Century Dictionary and Cyclopedia

  1. n. A genus of dicotyledonous plants of the order Ericaceæ, the heath family, type of tribe Pyroleæ, characterized by racemed flowers with five converging petals, ten stamens with peculiar four-celled inverted anthers opening by pores, and a capsule opening from the base upward, with cobwebby margins. The 16 species are natives of the northern hemisphere, including 8 in the United States. They are smooth perennial herbs, sending out subterranean runners, and bearing radical or alternate long-stalked evergreen leaves, commonly entire and rounded, and an erect scape of bracted nodding flowers, which are white, yellowish, rose-colored, or purple. Several species are known in England and among American writers as wintergreen or false winter-green. P. rotundifolia, the larger wintergreen, is the most conspicuous species, a plant of both hemispheres, with thickish veiny round leaves, and commonly pure-white flowers, the stalk 6 to 12 inches high. It has been called Indian lettuce and canker-lettuce. P. elliptica, a smaller American plant with thin elliptical leaves, is called shin-leaf, a name also extended to the genus.
  2. n. [lowercase] Any plant of the above genus.

WordNet 3.0

  1. n. any of several evergreen perennials of the genus Pyrola

Examples

  • “The flowers are thickish, something like the pyrola, and its manner of growth resembles the hyacinth, with bell-shaped flowers clustering along the upper part of the stem, and erect, pointed leaves.”

    Harper's Young People, December 16, 1879 An Illustrated Weekly

  • “Among the most desolate sandhills you may find in July acres of wax-white pyrola – like lilies of the valley splashed with pink – covering the plains between the lonely ridges of harsh, grey grass.”

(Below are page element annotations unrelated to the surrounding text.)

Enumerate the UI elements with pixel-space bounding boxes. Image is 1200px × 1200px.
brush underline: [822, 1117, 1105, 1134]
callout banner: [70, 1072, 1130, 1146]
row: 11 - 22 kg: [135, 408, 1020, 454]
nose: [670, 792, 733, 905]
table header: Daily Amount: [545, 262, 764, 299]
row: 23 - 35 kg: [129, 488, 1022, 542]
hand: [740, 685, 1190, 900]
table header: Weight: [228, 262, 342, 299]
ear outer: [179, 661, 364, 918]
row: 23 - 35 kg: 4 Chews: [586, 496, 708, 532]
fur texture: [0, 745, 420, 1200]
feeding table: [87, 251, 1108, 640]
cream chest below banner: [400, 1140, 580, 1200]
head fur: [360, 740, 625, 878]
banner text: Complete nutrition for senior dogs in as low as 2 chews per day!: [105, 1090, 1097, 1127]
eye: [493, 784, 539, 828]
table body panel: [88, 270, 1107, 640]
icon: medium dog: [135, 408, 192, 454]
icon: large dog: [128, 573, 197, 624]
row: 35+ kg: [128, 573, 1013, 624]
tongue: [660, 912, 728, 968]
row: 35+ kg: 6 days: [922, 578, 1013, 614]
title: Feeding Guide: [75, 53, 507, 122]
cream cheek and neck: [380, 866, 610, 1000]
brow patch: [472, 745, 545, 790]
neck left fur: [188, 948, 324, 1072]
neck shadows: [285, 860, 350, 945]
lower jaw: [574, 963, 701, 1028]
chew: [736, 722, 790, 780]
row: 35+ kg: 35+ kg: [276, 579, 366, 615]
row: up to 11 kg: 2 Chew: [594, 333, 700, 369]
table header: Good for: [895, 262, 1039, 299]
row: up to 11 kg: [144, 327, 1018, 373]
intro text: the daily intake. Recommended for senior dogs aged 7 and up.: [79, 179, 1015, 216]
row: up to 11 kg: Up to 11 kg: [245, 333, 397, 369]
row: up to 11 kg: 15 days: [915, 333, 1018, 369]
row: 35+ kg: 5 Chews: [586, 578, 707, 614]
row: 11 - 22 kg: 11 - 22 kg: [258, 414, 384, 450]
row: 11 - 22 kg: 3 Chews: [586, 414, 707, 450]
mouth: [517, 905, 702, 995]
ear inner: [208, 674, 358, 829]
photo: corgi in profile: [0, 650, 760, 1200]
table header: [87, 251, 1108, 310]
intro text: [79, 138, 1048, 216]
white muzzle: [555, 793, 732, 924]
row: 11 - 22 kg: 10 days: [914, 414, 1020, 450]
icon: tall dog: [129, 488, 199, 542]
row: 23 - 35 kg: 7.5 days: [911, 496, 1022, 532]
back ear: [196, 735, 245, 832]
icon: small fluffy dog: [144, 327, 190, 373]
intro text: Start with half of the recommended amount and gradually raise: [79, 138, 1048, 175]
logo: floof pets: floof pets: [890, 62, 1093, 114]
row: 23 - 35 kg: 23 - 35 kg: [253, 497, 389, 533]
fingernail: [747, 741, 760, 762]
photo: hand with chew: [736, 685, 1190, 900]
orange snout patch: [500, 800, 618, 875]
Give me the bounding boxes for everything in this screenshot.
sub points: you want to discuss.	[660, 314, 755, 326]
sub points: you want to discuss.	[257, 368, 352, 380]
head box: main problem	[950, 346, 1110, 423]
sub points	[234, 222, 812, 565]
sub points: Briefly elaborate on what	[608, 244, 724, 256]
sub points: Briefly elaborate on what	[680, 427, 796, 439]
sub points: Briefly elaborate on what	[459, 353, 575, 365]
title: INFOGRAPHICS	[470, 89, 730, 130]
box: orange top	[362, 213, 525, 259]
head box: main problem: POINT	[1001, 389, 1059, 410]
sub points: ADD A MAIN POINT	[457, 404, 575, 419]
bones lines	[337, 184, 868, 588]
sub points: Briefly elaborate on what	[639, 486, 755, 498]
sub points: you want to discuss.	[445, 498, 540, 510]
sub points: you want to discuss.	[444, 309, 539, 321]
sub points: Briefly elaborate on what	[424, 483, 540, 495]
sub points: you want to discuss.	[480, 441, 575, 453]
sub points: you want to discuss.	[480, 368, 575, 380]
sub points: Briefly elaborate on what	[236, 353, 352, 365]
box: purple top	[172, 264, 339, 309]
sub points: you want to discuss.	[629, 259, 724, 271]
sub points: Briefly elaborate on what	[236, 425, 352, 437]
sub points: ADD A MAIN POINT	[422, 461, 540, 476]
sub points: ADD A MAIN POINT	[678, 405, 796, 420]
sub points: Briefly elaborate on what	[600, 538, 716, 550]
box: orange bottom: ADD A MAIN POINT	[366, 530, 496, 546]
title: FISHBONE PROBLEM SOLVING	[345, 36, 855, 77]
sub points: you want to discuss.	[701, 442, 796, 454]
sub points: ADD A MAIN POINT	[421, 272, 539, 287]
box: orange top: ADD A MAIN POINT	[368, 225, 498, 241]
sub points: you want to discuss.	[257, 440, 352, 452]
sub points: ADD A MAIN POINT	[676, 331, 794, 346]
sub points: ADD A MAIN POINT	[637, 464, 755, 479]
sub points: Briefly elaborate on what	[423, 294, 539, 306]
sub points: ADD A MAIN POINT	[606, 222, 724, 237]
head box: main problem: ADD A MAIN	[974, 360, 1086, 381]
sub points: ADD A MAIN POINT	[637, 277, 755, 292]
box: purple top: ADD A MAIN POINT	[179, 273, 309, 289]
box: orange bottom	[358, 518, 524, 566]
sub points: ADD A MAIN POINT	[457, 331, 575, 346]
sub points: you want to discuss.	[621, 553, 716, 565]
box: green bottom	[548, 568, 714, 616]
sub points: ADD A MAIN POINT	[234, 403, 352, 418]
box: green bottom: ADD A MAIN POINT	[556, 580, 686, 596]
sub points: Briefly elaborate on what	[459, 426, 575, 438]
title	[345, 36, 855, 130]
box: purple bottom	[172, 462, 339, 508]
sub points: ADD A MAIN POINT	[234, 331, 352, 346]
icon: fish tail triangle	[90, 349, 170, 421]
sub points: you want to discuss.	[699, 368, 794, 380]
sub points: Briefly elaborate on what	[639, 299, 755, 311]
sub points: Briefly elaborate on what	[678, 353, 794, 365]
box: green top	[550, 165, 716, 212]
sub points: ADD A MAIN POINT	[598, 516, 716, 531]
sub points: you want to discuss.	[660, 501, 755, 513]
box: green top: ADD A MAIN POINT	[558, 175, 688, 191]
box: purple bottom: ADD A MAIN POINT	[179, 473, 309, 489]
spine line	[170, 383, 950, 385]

    The Spring of Joy: A Little Book of Healing

  • “In shady corners, deeper in the wood, the fragrant pyrola lifted its scape of clustering bells, like a lily of the valley wandered to the forest.”

    Little Rivers; a book of essays in profitable idleness

  • “Both the glossy pipsissima and the pretty spotted wintergreen, with its variegated leaves, are common here; so is the fragrant shin-leaf; and the one-flowered pyrola, rare in most parts of the country, is also found in our woods.”

    Rural Hours

  • “A plain brown carpet suits it best, with a modest figure of green -- preferably of evergreen -- woven into it; a tracery of partridge-berry vine, or, it may be, of club moss, with here and there a tuft of pipsissewa and pyrola.”

    The Foot-path Way

  • “On the opener spots beneath the trees the ground is covered to a depth of two or three feet with mosses of indescribable freshness and beauty, a few dwarf conifers often planted on their rich furred bosses, together with pyrola, coptis, and Solomon's-seal.”

    Travels in Alaska

  • “A few are standing at an elevation of nearly three thousand feet; at twenty-five hundred feet, pyrola, veratrum, vaccinium, fine grasses, sedges, willows, mountain-ash, buttercups, and acres of the most luxuriant cassiope are in bloom.”

    Travels in Alaska

  • “Here I found many of my old favorites the heathworts -- kalmia, pyrola, chiogenes, huckleberry, cranberry, etc.”

    Travels in Alaska

  • “The family of the heath, cranberry, pyrola, Andromeda, and mountain-laurel -- how do these blossoms welcome their insect friends?”

    My Studio Neighbors

  • “Pyrola secunda (one-sided pyrola), very common, Caucomgomoc.”